Ao poucos, Alice começou a ficar anoréxica, depois começou a ouvir vozes, algumas vozes. Passou a beber, todo dia um golinho. Dois golinhos. Três golinhos. A bebida nessa altura lhe era essencial. Começou a ouvir várias vozes. Nove vozes.
A bebida já não lhe fazia efeito, precisava de algo mais forte. Passou a se drogar. Os tratamentos com psicólogos e psiquiatras não faziam efeito e nem amenizava as vozes. As vozes queriam que ela cometesse suicídio. Era uma guerra constante entre a vida e a morte.

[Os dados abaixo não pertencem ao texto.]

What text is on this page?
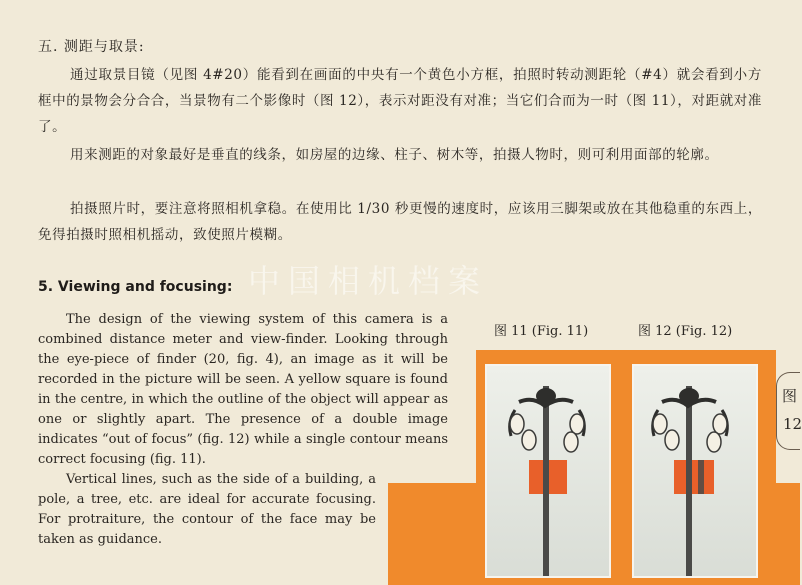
五. 测距与取景:
通过取景目镜（见图 4#20）能看到在画面的中央有一个黄色小方框，拍照时转动测距轮（#4）就会看到小方框中的景物会分合合，当景物有二个影像时（图 12），表示对距没有对准；当它们合而为一时（图 11），对距就对准了。
用来测距的对象最好是垂直的线条，如房屋的边缘、柱子、树木等，拍摄人物时，则可利用面部的轮廓。
拍摄照片时，要注意将照相机拿稳。在使用比 1/30 秒更慢的速度时，应该用三脚架或放在其他稳重的东西上，免得拍摄时照相机摇动，致使照片模糊。
中国相机档案
5. Viewing and focusing:
The design of the viewing system of this camera is a combined distance meter and view-finder. Looking through the eye-piece of finder (20, fig. 4), an image as it will be recorded in the picture will be seen. A yellow square is found in the centre, in which the outline of the object will appear as one or slightly apart. The presence of a double image indicates “out of focus” (fig. 12) while a single contour means correct focusing (fig. 11).
Vertical lines, such as the side of a building, a pole, a tree, etc. are ideal for accurate focusing. For protraiture, the contour of the face may be taken as guidance.
图 11 (Fig. 11)	图 12 (Fig. 12)
图
12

Além das vozes, todo dia, desde criança, ela tinha o mesmo pesadelo:
"Estou com dois anos. Ele tira meu pijama e brinca comigo, fazendo cócegas. Molha o dedo e com ele percorre os lábios de minha vulva. Depois desabotoa as calças. Ele segura minha cabeça. Abro a boca sem que ele precise me dizer para fazê-lo, e então ele coloca na minha boca. Ele empurra e puxa, e depois enche minha boca com um líquido que tem gosto de leite azedo. Depois sobe na cama e o empurra na entrada da minha vagina. Outras, ele me coloca deitada de barriga para baixo e o coloca no meu bumbum. Dói muito. Tento não gritar, não quero deixar papai triste."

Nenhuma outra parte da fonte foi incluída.